R - O Ministério da Saúde Pública elaborou estratégia e calendário de vacinação e, levando em consideração as previsões de entrega das doses vacinais que já aplicamos, em 2021 toda a população estará imunizada.  Segundo estimativas, em agosto, cerca de 70% da população estará imunizada. Cuba será um dos primeiros países do mundo a vacinar toda a sua população e possivelmente o primeiro a fazê-lo com sua própria vacina.


P - Quando uma ou algumas vacinas Biocubafarma passarem por todos os controles em Cuba, se planeja solicitar a aprovação deles em algum outro país ou região para comercializá-la? Como isso seria feito? Vocês venderiam as vacinas ou a autorização para sua produção fora de Cuba?
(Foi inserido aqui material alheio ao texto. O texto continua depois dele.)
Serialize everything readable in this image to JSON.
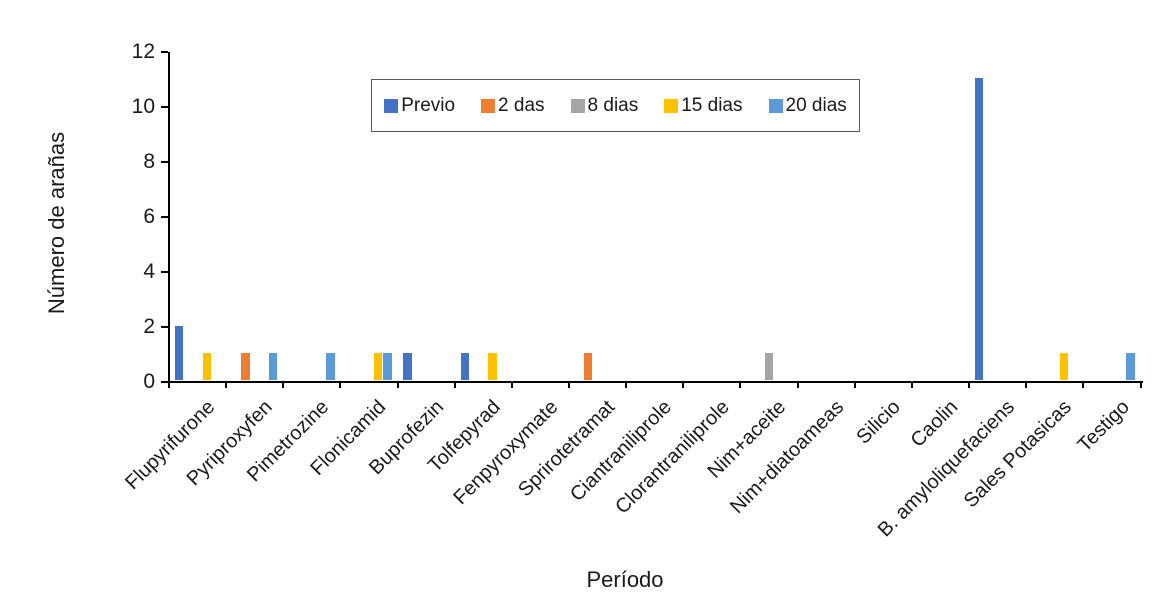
{
  "chart_data": {
    "type": "bar",
    "title": "",
    "xlabel": "Período",
    "ylabel": "Número de arañas",
    "categories": [
      "Flupyrifurone",
      "Pyriproxyfen",
      "Pimetrozine",
      "Flonicamid",
      "Buprofezin",
      "Tolfepyrad",
      "Fenpyroxymate",
      "Sprirotetramat",
      "Ciantraniliprole",
      "Clorantraniliprole",
      "Nim+aceite",
      "Nim+diatoameas",
      "Silicio",
      "Caolin",
      "B. amyloliquefaciens",
      "Sales Potasicas",
      "Testigo"
    ],
    "series": [
      {
        "name": "Previo",
        "color": "#4472C4",
        "values": [
          2,
          0,
          0,
          0,
          1,
          1,
          0,
          0,
          0,
          0,
          0,
          0,
          0,
          0,
          11,
          0,
          0
        ]
      },
      {
        "name": "2 das",
        "color": "#ED7D31",
        "values": [
          0,
          1,
          0,
          0,
          0,
          0,
          0,
          1,
          0,
          0,
          0,
          0,
          0,
          0,
          0,
          0,
          0
        ]
      },
      {
        "name": "8 dias",
        "color": "#A5A5A5",
        "values": [
          0,
          0,
          0,
          0,
          0,
          0,
          0,
          0,
          0,
          0,
          1,
          0,
          0,
          0,
          0,
          0,
          0
        ]
      },
      {
        "name": "15 dias",
        "color": "#FFC000",
        "values": [
          1,
          0,
          0,
          1,
          0,
          1,
          0,
          0,
          0,
          0,
          0,
          0,
          0,
          0,
          0,
          1,
          0
        ]
      },
      {
        "name": "20 dias",
        "color": "#5B9BD5",
        "values": [
          0,
          1,
          1,
          1,
          0,
          0,
          0,
          0,
          0,
          0,
          0,
          0,
          0,
          0,
          0,
          0,
          1
        ]
      }
    ],
    "ylim": [
      0,
      12
    ],
    "yticks": [
      0,
      2,
      4,
      6,
      8,
      10,
      12
    ],
    "grid": false,
    "legend_position": "top-center-inside",
    "axis_color": "#000000",
    "legend_border_color": "#595959"
  }
}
R - Já temos pedidos de mais de 40 países. Muitos deles usaram nossas outras vacinas para outras doenças. Estamos cooperando com países amigos e temos diversos modelos, incluindo venda direta, mas também produções cooperadas.


P - Fala-se de interesses geopolíticos na distribuição de vacinas. Por exemplo, usá-los como influência política por parte da Rússia e da China. Ou, pelo contrário, foram razões geopolíticas que impediram os cidadãos da União Europeia de terem acesso a estas duas vacinas.

R - Na situação que a humanidade hoje apresenta, o interesse que deve prevalecer é cooperar e enfrentar juntos os desafios que esta doença está impondo.


P - Os preços que a UE está  pagando pelas vacinas variam entre 3 euros por dose para a AstraZeneca e 31 para a Moderna, o que pensa tendo em conta o custo de produção?

R - É claro que é preciso recuperar os grandes investimentos que vêm sendo feitos para desenvolver, em tempo recorde, vacinas contra COVID-19. Os custos de produção também variam entre as vacinas devido ao tipo de tecnologia, mas acho que alguns preços não se justificam e um equilíbrio tem que ser alcançado para torná-las acessíveis à população mundial.